One mocking laugh would create a turning point in his life, taking him to the Netherlands and eventually to Philadelphia where in 1793 he settled and established White Acre, a manor, greenhouses and lands to house and tend his expanding botanical collection and commercial interests and where he and his formidable Dutch wife Beatrix, would raise two daughters, Alma, a passionate botanist and intellectual and her adopted sister Prudence, a committed abolitionist and educator.

Alma is the centre of the story and the book follows her journey, her learnings, her relationships and disappointments as she passionately pursues her botanical interests, manages her father’s affairs and slowly develops an emotional intelligence to understand her own character and how she is perceived in the world. In a sense we experience how she feels as Gilbert focuses very much on the perspective of Alma and if I have one criticism, because I really loved reading the book, it was that I wanted to get a better understanding of some the other characters close to Alma.

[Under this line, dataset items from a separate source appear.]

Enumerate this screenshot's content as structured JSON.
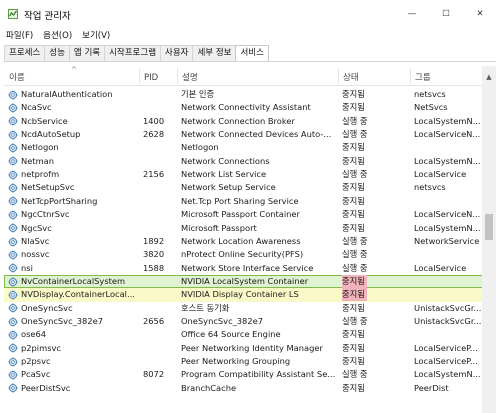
{
  "window": {
    "title": "작업 관리자",
    "minimize_glyph": "—",
    "maximize_glyph": "☐",
    "close_glyph": "✕"
  },
  "menu": [
    "파일(F)",
    "옵션(O)",
    "보기(V)"
  ],
  "tabs": [
    {
      "label": "프로세스",
      "active": false
    },
    {
      "label": "성능",
      "active": false
    },
    {
      "label": "앱 기록",
      "active": false
    },
    {
      "label": "시작프로그램",
      "active": false
    },
    {
      "label": "사용자",
      "active": false
    },
    {
      "label": "세부 정보",
      "active": false
    },
    {
      "label": "서비스",
      "active": true
    }
  ],
  "columns": {
    "name": "이름",
    "pid": "PID",
    "description": "설명",
    "status": "상태",
    "group": "그룹",
    "sort_arrow": "^"
  },
  "colors": {
    "highlight_green": "#dff2d2",
    "highlight_yellow": "#fafac8",
    "status_red": "#f2b3bc",
    "icon": "gear-icon"
  },
  "rows": [
    {
      "name": "NaturalAuthentication",
      "pid": "",
      "description": "기본 인증",
      "status": "중지됨",
      "group": "netsvcs"
    },
    {
      "name": "NcaSvc",
      "pid": "",
      "description": "Network Connectivity Assistant",
      "status": "중지됨",
      "group": "NetSvcs"
    },
    {
      "name": "NcbService",
      "pid": "1400",
      "description": "Network Connection Broker",
      "status": "실행 중",
      "group": "LocalSystemN..."
    },
    {
      "name": "NcdAutoSetup",
      "pid": "2628",
      "description": "Network Connected Devices Auto-...",
      "status": "실행 중",
      "group": "LocalServiceN..."
    },
    {
      "name": "Netlogon",
      "pid": "",
      "description": "Netlogon",
      "status": "중지됨",
      "group": ""
    },
    {
      "name": "Netman",
      "pid": "",
      "description": "Network Connections",
      "status": "중지됨",
      "group": "LocalSystemN..."
    },
    {
      "name": "netprofm",
      "pid": "2156",
      "description": "Network List Service",
      "status": "실행 중",
      "group": "LocalService"
    },
    {
      "name": "NetSetupSvc",
      "pid": "",
      "description": "Network Setup Service",
      "status": "중지됨",
      "group": "netsvcs"
    },
    {
      "name": "NetTcpPortSharing",
      "pid": "",
      "description": "Net.Tcp Port Sharing Service",
      "status": "중지됨",
      "group": ""
    },
    {
      "name": "NgcCtnrSvc",
      "pid": "",
      "description": "Microsoft Passport Container",
      "status": "중지됨",
      "group": "LocalServiceN..."
    },
    {
      "name": "NgcSvc",
      "pid": "",
      "description": "Microsoft Passport",
      "status": "중지됨",
      "group": "LocalSystemN..."
    },
    {
      "name": "NlaSvc",
      "pid": "1892",
      "description": "Network Location Awareness",
      "status": "실행 중",
      "group": "NetworkService"
    },
    {
      "name": "nossvc",
      "pid": "3820",
      "description": "nProtect Online Security(PFS)",
      "status": "실행 중",
      "group": ""
    },
    {
      "name": "nsi",
      "pid": "1588",
      "description": "Network Store Interface Service",
      "status": "실행 중",
      "group": "LocalService"
    },
    {
      "name": "NvContainerLocalSystem",
      "pid": "",
      "description": "NVIDIA LocalSystem Container",
      "status": "중지됨",
      "group": "",
      "highlight": "green"
    },
    {
      "name": "NVDisplay.ContainerLocal...",
      "pid": "",
      "description": "NVIDIA Display Container LS",
      "status": "중지됨",
      "group": "",
      "highlight": "yellow"
    },
    {
      "name": "OneSyncSvc",
      "pid": "",
      "description": "호스트 동기화",
      "status": "중지됨",
      "group": "UnistackSvcGr..."
    },
    {
      "name": "OneSyncSvc_382e7",
      "pid": "2656",
      "description": "OneSyncSvc_382e7",
      "status": "실행 중",
      "group": "UnistackSvcGr..."
    },
    {
      "name": "ose64",
      "pid": "",
      "description": "Office 64 Source Engine",
      "status": "중지됨",
      "group": ""
    },
    {
      "name": "p2pimsvc",
      "pid": "",
      "description": "Peer Networking Identity Manager",
      "status": "중지됨",
      "group": "LocalServiceP..."
    },
    {
      "name": "p2psvc",
      "pid": "",
      "description": "Peer Networking Grouping",
      "status": "중지됨",
      "group": "LocalServiceP..."
    },
    {
      "name": "PcaSvc",
      "pid": "8072",
      "description": "Program Compatibility Assistant Se...",
      "status": "실행 중",
      "group": "LocalSystemN..."
    },
    {
      "name": "PeerDistSvc",
      "pid": "",
      "description": "BranchCache",
      "status": "중지됨",
      "group": "PeerDist"
    }
  ]
}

In particular I wanted to know more about her sister Prudence, who is misunderstood and yet this incomprehension actually serves as one of the more profound metaphors in the book, for she symbolises a gap in Alma’s understanding, one that will prevent her from publishing her Theory of Competitive Alteration which provides a wonderful tie-in with another two authors of such theories, one of whom she will meet.

When I arrived at this philosophical dilemma, I was a little disheartened to discover how close to the end we were, because I could have happily kept reading until Alma discovered or created a detailed response to her question,  supported by her understanding of humanity through the passage of a lifetime of observation. It is a question that invites consideration and discussion, one that piqued the interest of this reader.

Peristeria  barkeri Guatamalan Orchid 1837

Peristeria barkeri Guatamalan Orchid 1837

Two men introduce Alma to alternative ways of thinking and seeing the world and these encounters are both baffling and fascinating at the same time. They confuse and reveal in equal measures and leave one in awe of the miracle of life and an appreciation of our differences and the infinite mystery and wisdom that interactions across humanity behold, in particular with those who live beyond the limits of our acceptable knowledge and experience who reveal that which we struggle to understand. In addition, these two characters take the reader on a thrilling journey to Tahiti and immerse us in experiences that delight the imagination.

If that sounds a little unclear, it is because it is better to embark on the journey of reading to unravel the book’s mystery. It is a well-researched, easily accessible book I am sure will provoke a variety of reactions, there is something in here for everyone and it provides an excellent balance of plot, character, philosophy and discovery to keep one reading late into the night.